Central Command chief also meets Syrian Democratic Forces and discusses humanitarian and security challenges

Gen Michael Kurilla at Al Hol camp. Photo: US Central Command
Powered by automated translation

The US Central Command says Gen Michael Kurilla travelled to Syria where he visited Al Hol and Al Roj displacement camps that house tens of thousands of people with suspected links to ISIS.

Centcom said the visits this week were to "observe first-hand the current humanitarian conditions ... rehabilitation and reintegration efforts to return residents to their countries of origin”.

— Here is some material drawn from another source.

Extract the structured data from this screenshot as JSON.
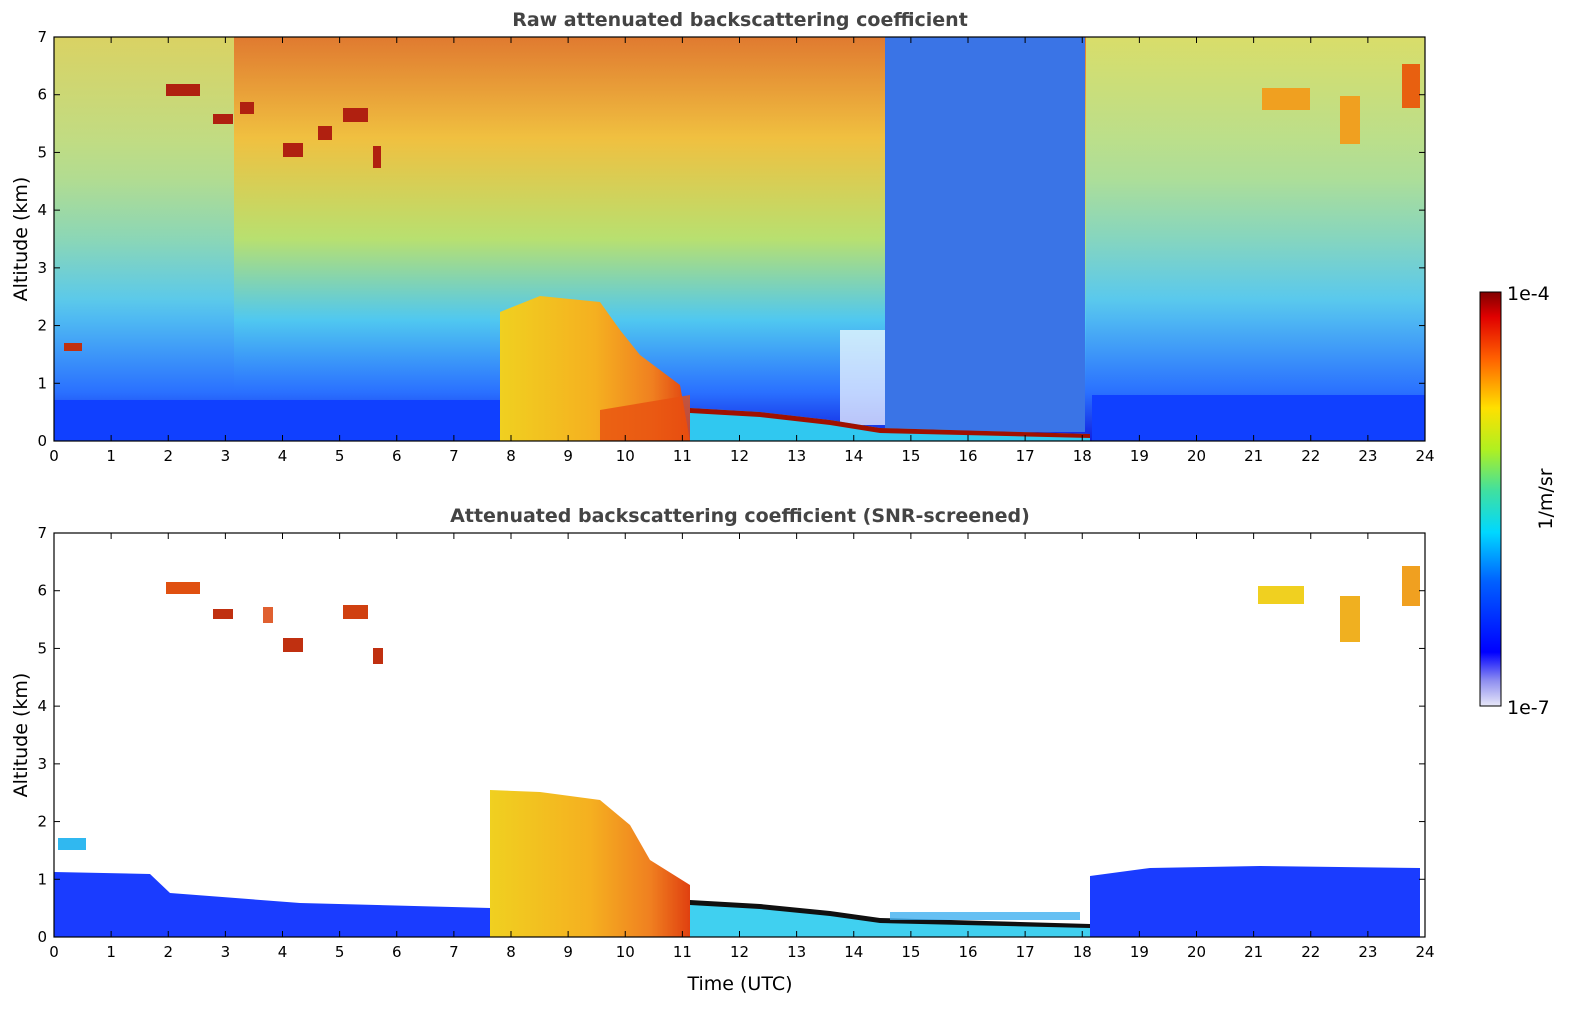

Al Hol holds about 51,000 people, the vast majority of them women and children, including the wives, widows and other family members of ISIS extremists.

Most are Syrians and Iraqis but there are also about 8,000 women and children from 60 other nations who live in a part of the camp known as the Annex.

They are generally viewed as the strongest supporters of ISIS among the camp's residents.

"Our continuing multinational effort to repatriate the residents of the camps to their countries of origin not only enhances security and stability in the region but, more importantly, eases this humanitarian challenge," Gen Kurilla said.

"The United States, SDF [Syrian Democratic Forces] and the global coalition remain focused and committed on the enduring defeat of ISIS while addressing the humanitarian and security challenges at camps in north-east Syria.”

Gen Kurilla also met Kurdish SDF members and discussed the continuing campaign to defeat ISIS.

At Al Hol and Al Roj, both in the north-east of Syria, UN experts have highlighted “dire” conditions and “significant humanitarian hardship”. About two thirds of the camps' population are children.

The Kurdish-led administration in north-east Syria in June said it would begin the trials of thousands of suspected ISIS foreign members who have been languishing in prisons and camps for years.

The US-backed and Kurdish-led SDF is holding more than 10,000 captured ISIS fighters in about two dozen detention units, including 2,000 foreigners whose home countries have refused to repatriate them.

Authorities in north-eastern Syria have called on the US-led coalition to make clear where it stands on Turkish drone strikes that have killed and wounded dozens of Syrian-Kurdish fighters in the past several months.

The main Syrian-Kurdish armed group is allied with Turkey’s outlawed Kurdistan Workers’ Party (PKK), which has led an insurgency against Turkey since 1984 that has killed tens of thousands of people.

Turkey has declared the PKK a terrorist group.